In Ms. Dunne’s case, if the noncompete is valid, she cannot work in Wilmington or within 15 miles.  The companies hiring in her field are all located in Wilmington, so she would need to work in another city with a tech/finance presence. The closest cities of Raleigh-Durham (the tech triangle) and Charlotte (banking and finance) are 2-3 hours away from Wilmington. There are, however, more companies and jobs located there.


Ms. Dunne’s case probably boils down to whether the noncompete obligations can be imposed on interns.  While the need for protection is clear in tech and finance, not all employees, including interns, would be in a position to have access to such information The work, job description, and access would all be factors in making the determination of the need for a noncompete. Once that issue is decided, assuming the noncompete was needed, the issue becomes one of “How long?”  In the tech industries, the time is short – generally 18 months is the maximum because of ongoing changes. 

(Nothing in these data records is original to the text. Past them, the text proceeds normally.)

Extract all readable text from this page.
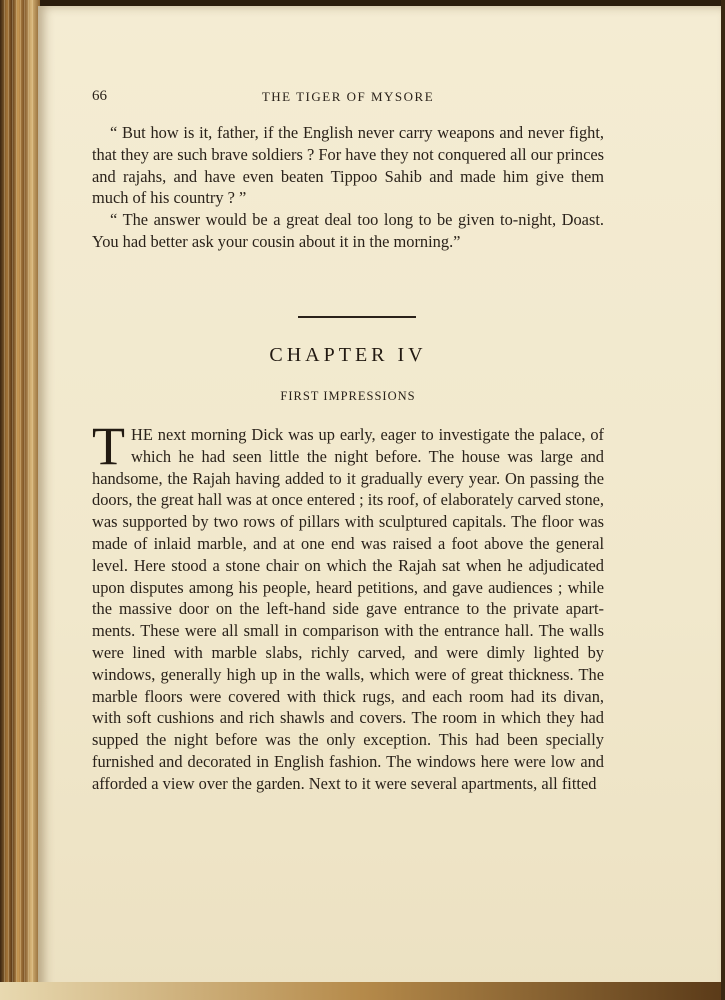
66	THE TIGER OF MYSORE

“ But how is it, father, if the English never carry weapons and never fight, that they are such brave soldiers ? For have they not conquered all our princes and rajahs, and have even beaten Tippoo Sahib and made him give them much of his country ? ”

“ The answer would be a great deal too long to be given to-night, Doast. You had better ask your cousin about it in the morning.”

CHAPTER IV
FIRST IMPRESSIONS

THE next morning Dick was up early, eager to investigate the palace, of which he had seen little the night before. The house was large and handsome, the Rajah having added to it gradually every year. On passing the doors, the great hall was at once entered ; its roof, of elaborately carved stone, was supported by two rows of pillars with sculptured capitals. The floor was made of inlaid marble, and at one end was raised a foot above the general level. Here stood a stone chair on which the Rajah sat when he adjudicated upon disputes among his people, heard petitions, and gave audiences ; while the massive door on the left-hand side gave entrance to the private apart-ments. These were all small in comparison with the entrance hall. The walls were lined with marble slabs, richly carved, and were dimly lighted by windows, generally high up in the walls, which were of great thickness. The marble floors were covered with thick rugs, and each room had its divan, with soft cushions and rich shawls and covers. The room in which they had supped the night before was the only exception. This had been specially furnished and decorated in English fashion. The windows here were low and afforded a view over the garden. Next to it were several apartments, all fitted
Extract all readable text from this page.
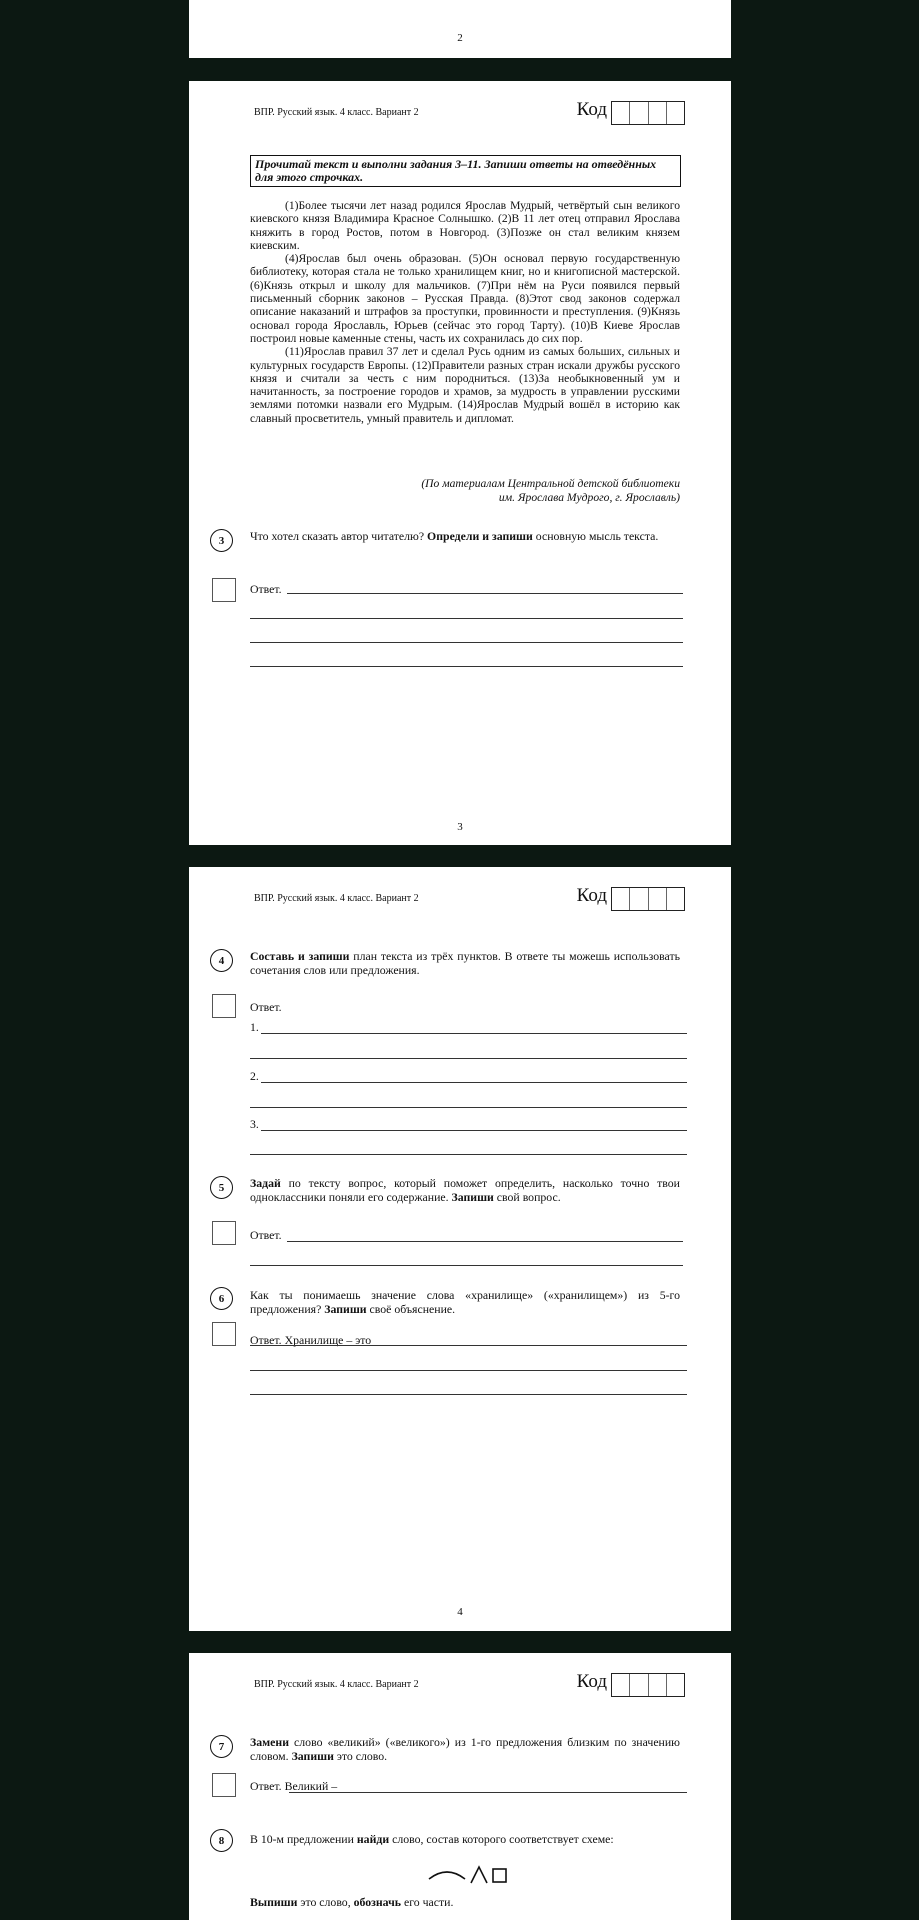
2
ВПР. Русский язык. 4 класс. Вариант 2	Код
Прочитай текст и выполни задания 3–11. Запиши ответы на отведённых для этого строчках.

(1)Более тысячи лет назад родился Ярослав Мудрый, четвёртый сын великого киевского князя Владимира Красное Солнышко. (2)В 11 лет отец отправил Ярослава княжить в город Ростов, потом в Новгород. (3)Позже он стал великим князем киевским.

(4)Ярослав был очень образован. (5)Он основал первую государственную библиотеку, которая стала не только хранилищем книг, но и книгописной мастерской. (6)Князь открыл и школу для мальчиков. (7)При нём на Руси появился первый письменный сборник законов – Русская Правда. (8)Этот свод законов содержал описание наказаний и штрафов за проступки, провинности и преступления. (9)Князь основал города Ярославль, Юрьев (сейчас это город Тарту). (10)В Киеве Ярослав построил новые каменные стены, часть их сохранилась до сих пор.

(11)Ярослав правил 37 лет и сделал Русь одним из самых больших, сильных и культурных государств Европы. (12)Правители разных стран искали дружбы русского князя и считали за честь с ним породниться. (13)За необыкновенный ум и начитанность, за построение городов и храмов, за мудрость в управлении русскими землями потомки назвали его Мудрым. (14)Ярослав Мудрый вошёл в историю как славный просветитель, умный правитель и дипломат.

(По материалам Центральной детской библиотеки
им. Ярослава Мудрого, г. Ярославль)
3	Что хотел сказать автор читателю? Определи и запиши основную мысль текста.
Ответ.
3
ВПР. Русский язык. 4 класс. Вариант 2	Код
4	Составь и запиши план текста из трёх пунктов. В ответе ты можешь использовать сочетания слов или предложения.
Ответ.
1.
2.
3.
5	Задай по тексту вопрос, который поможет определить, насколько точно твои одноклассники поняли его содержание. Запиши свой вопрос.
Ответ.
6	Как ты понимаешь значение слова «хранилище» («хранилищем») из 5-го предложения? Запиши своё объяснение.
Ответ. Хранилище – это
4
ВПР. Русский язык. 4 класс. Вариант 2	Код
7	Замени слово «великий» («великого») из 1-го предложения близким по значению словом. Запиши это слово.
Ответ. Великий –
8	В 10-м предложении найди слово, состав которого соответствует схеме:
Выпиши это слово, обозначь его части.
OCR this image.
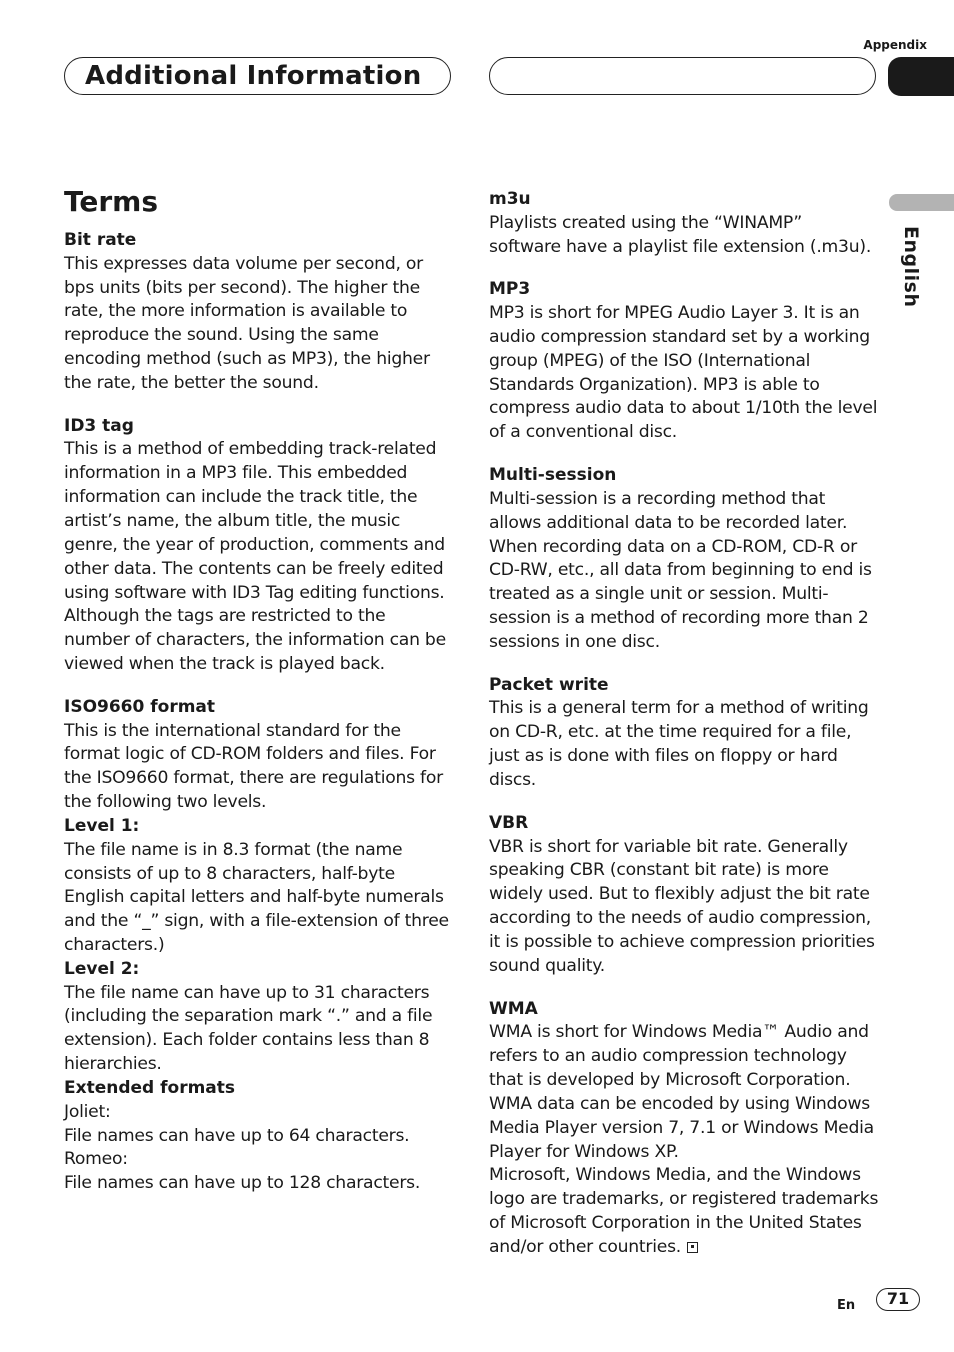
Appendix
Additional Information
English
Terms

Bit rate

This expresses data volume per second, or bps units (bits per second). The higher the rate, the more information is available to reproduce the sound. Using the same encoding method (such as MP3), the higher the rate, the better the sound.

ID3 tag

This is a method of embedding track-related information in a MP3 file. This embedded information can include the track title, the artist’s name, the album title, the music genre, the year of production, comments and other data. The contents can be freely edited using software with ID3 Tag editing functions. Although the tags are restricted to the number of characters, the information can be viewed when the track is played back.

ISO9660 format

This is the international standard for the format logic of CD-ROM folders and files. For the ISO9660 format, there are regulations for the following two levels.

Level 1:

The file name is in 8.3 format (the name consists of up to 8 characters, half-byte English capital letters and half-byte numerals and the “_” sign, with a file-extension of three characters.)

Level 2:

The file name can have up to 31 characters (including the separation mark “.” and a file extension). Each folder contains less than 8 hierarchies.

Extended formats

Joliet:
File names can have up to 64 characters.
Romeo:
File names can have up to 128 characters.

m3u

Playlists created using the “WINAMP” software have a playlist file extension (.m3u).

MP3

MP3 is short for MPEG Audio Layer 3. It is an audio compression standard set by a working group (MPEG) of the ISO (International Standards Organization). MP3 is able to compress audio data to about 1/10th the level of a conventional disc.

Multi-session

Multi-session is a recording method that allows additional data to be recorded later. When recording data on a CD-ROM, CD-R or CD-RW, etc., all data from beginning to end is treated as a single unit or session. Multi-session is a method of recording more than 2 sessions in one disc.

Packet write

This is a general term for a method of writing on CD-R, etc. at the time required for a file, just as is done with files on floppy or hard discs.

VBR

VBR is short for variable bit rate. Generally speaking CBR (constant bit rate) is more widely used. But to flexibly adjust the bit rate according to the needs of audio compression, it is possible to achieve compression priorities sound quality.

WMA

WMA is short for Windows Media™ Audio and refers to an audio compression technology that is developed by Microsoft Corporation. WMA data can be encoded by using Windows Media Player version 7, 7.1 or Windows Media Player for Windows XP.
Microsoft, Windows Media, and the Windows logo are trademarks, or registered trademarks of Microsoft Corporation in the United States and/or other countries.

En	71
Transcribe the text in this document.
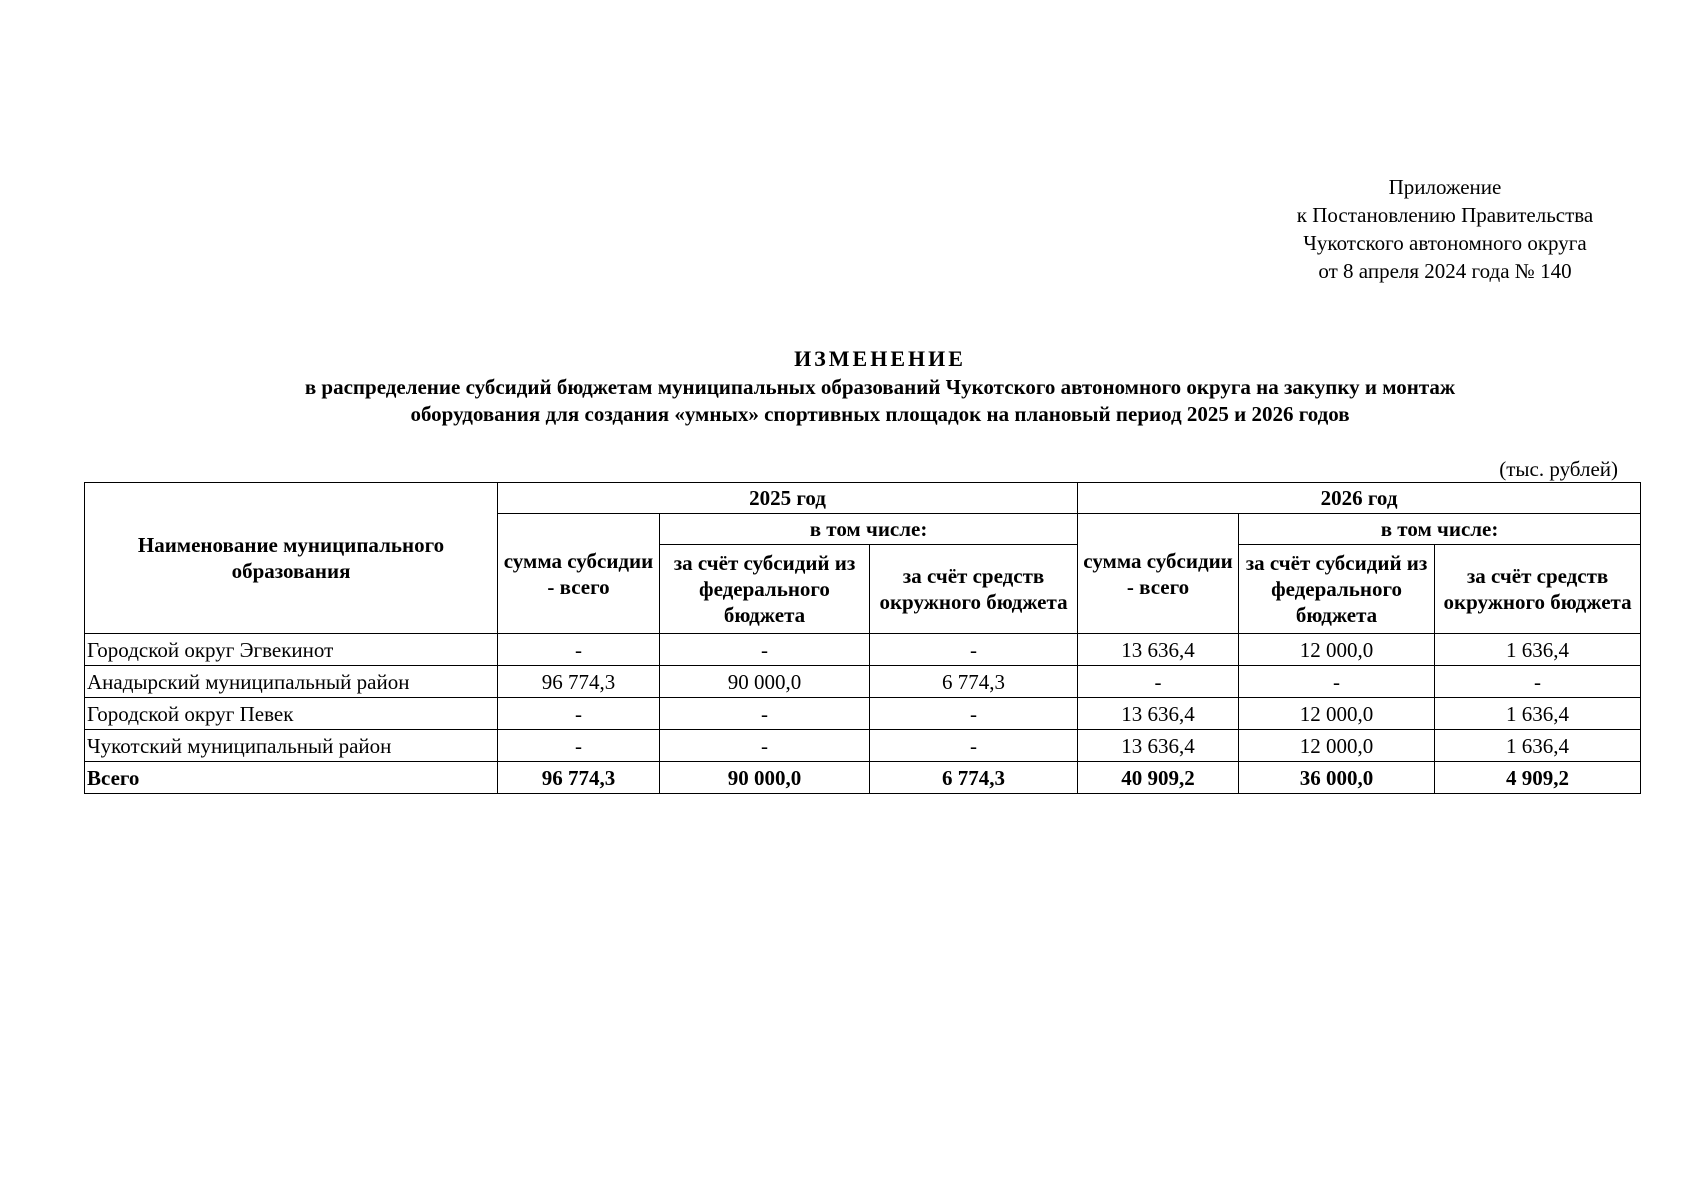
Приложение
к Постановлению Правительства
Чукотского автономного округа
от 8 апреля 2024 года № 140
ИЗМЕНЕНИЕ
в распределение субсидий бюджетам муниципальных образований Чукотского автономного округа на закупку и монтаж
оборудования для создания «умных» спортивных площадок на плановый период 2025 и 2026 годов
(тыс. рублей)
Наименование муниципального образования	2025 год			2026 год		
	сумма субсидии - всего	в том числе:		сумма субсидии - всего	в том числе:	
		за счёт субсидий из федерального бюджета	за счёт средств окружного бюджета		за счёт субсидий из федерального бюджета	за счёт средств окружного бюджета
Городской округ Эгвекинот	-	-	-	13 636,4	12 000,0	1 636,4
Анадырский муниципальный район	96 774,3	90 000,0	6 774,3	-	-	-
Городской округ Певек	-	-	-	13 636,4	12 000,0	1 636,4
Чукотский муниципальный район	-	-	-	13 636,4	12 000,0	1 636,4
Всего	96 774,3	90 000,0	6 774,3	40 909,2	36 000,0	4 909,2
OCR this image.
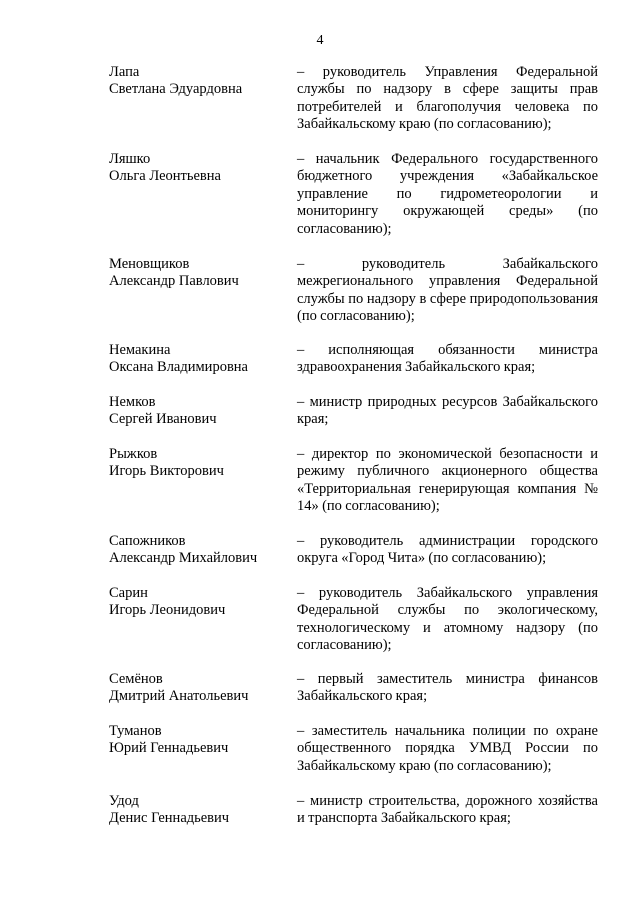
4
Лапа
Светлана Эдуардовна
– руководитель Управления Федеральной службы по надзору в сфере защиты прав потребителей и благополучия человека по Забайкальскому краю (по согласованию);
Ляшко
Ольга Леонтьевна
– начальник Федерального государственного бюджетного учреждения «Забайкальское управление по гидрометеорологии и мониторингу окружающей среды» (по согласованию);
Меновщиков
Александр Павлович
– руководитель Забайкальского межрегионального управления Федеральной службы по надзору в сфере природопользования (по согласованию);
Немакина
Оксана Владимировна
– исполняющая обязанности министра здравоохранения Забайкальского края;
Немков
Сергей Иванович
– министр природных ресурсов Забайкальского края;
Рыжков
Игорь Викторович
– директор по экономической безопасности и режиму публичного акционерного общества «Территориальная генерирующая компания № 14» (по согласованию);
Сапожников
Александр Михайлович
– руководитель администрации городского округа «Город Чита» (по согласованию);
Сарин
Игорь Леонидович
– руководитель Забайкальского управления Федеральной службы по экологическому, технологическому и атомному надзору (по согласованию);
Семёнов
Дмитрий Анатольевич
– первый заместитель министра финансов Забайкальского края;
Туманов
Юрий Геннадьевич
– заместитель начальника полиции по охране общественного порядка УМВД России по Забайкальскому краю (по согласованию);
Удод
Денис Геннадьевич
– министр строительства, дорожного хозяйства и транспорта Забайкальского края;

There is one additional issue that a court would consider – the relationship between the work at the new employer and the work for the employer with which there is a noncompete.  If the work is in different areas of the company, the need for enforcement is reduced, or the enforcement can be blue-penciled around certain areas.  For example, an executive who moves from Campbell’s Soup to Heinz might be able to work on ketchup and condiments, but not Heinz-brand soups. The character of Ms. Dunne’s work at TekMountain vs. that of her new employer would be issues to explore.




What are the competing interest of employers and employees in noncompete agreements?

Explain the factors courts consider in determining whether to enforce noncompete agreements?